Operazione San Gennaro riuscita. Accordo tra Curia e Deputazione

Il Tesoro di san Gennaro è salvo, non finirà nelle mani alla Chiesa di Napoli. Dopo settimane di diatribe, lo chiarisce un documento sottoscritto dall’arcivescovo Crescenzio Sepe e da esponenti della Reale Deputazione del Tesoro di San Gennaro, ente non ecclesiastico che da secoli amministra la cappella dedicata al santo nel Duomo di Napoli. Nell’atto si prospettano dialogo e collaborazione per “ridare serenità alla città”, “scossa dalle ultime vicende relative alle incertezze inerenti alla qualificazione giuridica della Cappella e al governo della stessa”.

Un recente decreto del ministro dell’Interno, Angelino Alfano, ha infatti modificato la natura della deputazione, convertendola in fabbriceria (ovvero, ente in cui siedono sia laici sia religiosi preposto alla gestione dei luoghi sacri di valore artistico). Ciò comporterebbe per la prima volta, soprattutto, la facoltà di nomina di 4 dei 12 membri da parte della curia. Un atto visto da molti come un colpo di mano, volto a favorire l’arcidiocesi, che rompe una tradizione secolare di autonomia rispetto al clero locale.

Fondata da esponenti della nobiltà e del governo cittadino nei primi del Seicento, la Deputazione era stata incaricata tramite bolle papali di gestire la cappella che custodisce le reliquie del santo e il tesoro accumulato. Un patrimonio immenso, oggi stimato sui 50 miliardi di euro. Così la Deputazione è passata alle vie legali, con un ricorso al Tar della Campania, nei confronti del Ministero dell’Interno, della Prefettura e dell’Arcidiocesi.

Anche i fan sono scesi in piazza. Nelle settimane scorse manifestazioni e flash mob con lo slogan “Giù le mani da san Gennaro” hanno chiesto a gran voce un passo indietro. Un fronte che ha unito, contro Alfano e il cardinale Sepe, il sindaco Luigi De Magistris, le antiche famiglie nobili che siedono nella Deputazione, il popolo dei devoti e persino i meno devoti esponenti dei centri sociali. Il culto religioso tradizionale si fonde con l’idea che san Gennaro esprima l’anima profonda della “napoletanità”: quella popolana, verace e oggi riadatta in chiave proletaria e precaria. Il caso è arrivato anche in Parlamento, con interrogazioni rivolte al governo: una di Anna Maria Carloni (Pd e moglie di Antonio Bassolino, ex sindaco di Napoli e governatore della Campania) e una dal Movimento 5 Stelle (prima firma di Vega Colonnese).

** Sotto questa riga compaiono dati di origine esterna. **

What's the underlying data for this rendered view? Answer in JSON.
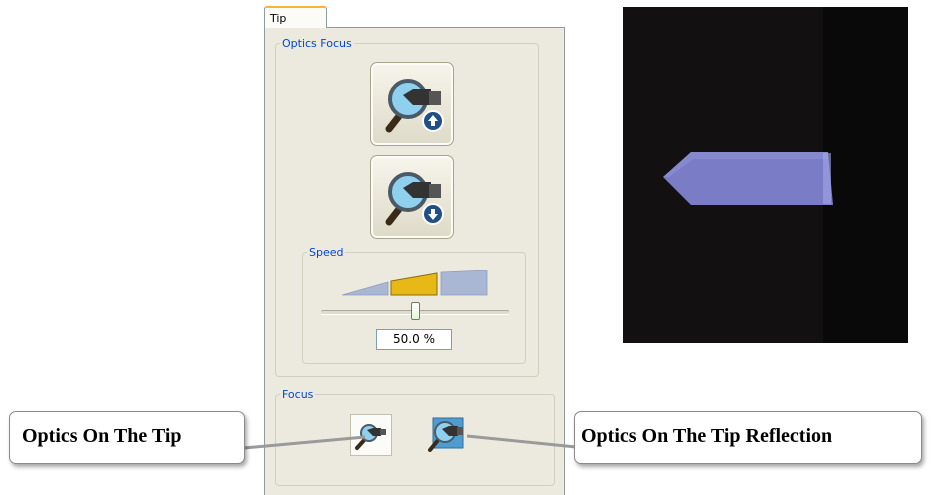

Ora la curia viene incontro all’opinione pubblica, riconfermando che la Deputazione “è un ente non ecclesiastico di fondazione e dotazione laicale” che è titolato all’amministrazione della cappella e che il vescovo ha competenza solo “per gli aspetti relativi all’esercizio del culto”. Il clima di ritrovata pacificazione dovrebbe suggellarsi il prossimo sabato, con la processione che culminerà nello scioglimento del contenuto dell’ampolla, che si ritiene contenga il sangue del patrono partenopeo.

Per capire la questione bisogna fare un salto indietro di 5 secoli. Nel 1527 Napoli venne cinta d’assedio dalle truppe angioine che volevano riconquistare il Sud: pestilenza e carestia decimarono la popolazione, sconvolta anche dalle concomitanti eruzioni del Vesuvio. Il popolo decise quindi di traslare le presunte reliquie, facendo voto di costruire una sontuosa cappella a patto che venisse risparmiato dai flagelli. L’impegno venne formalizzato in un documento notarile, sottoscritto nella cattedrale dai rappresentanti delle istituzioni cittadine, ovvero i 6 “Sedili” (5 nobili e uno del popolo). Nel 1601 i Sedili vennero incaricati di gestire il ricco patrimonio in crescita – tra preziosi, quadri, ex voto – e nominarono ognuno 2 rappresentanti per farlo: nasce così la Deputazione.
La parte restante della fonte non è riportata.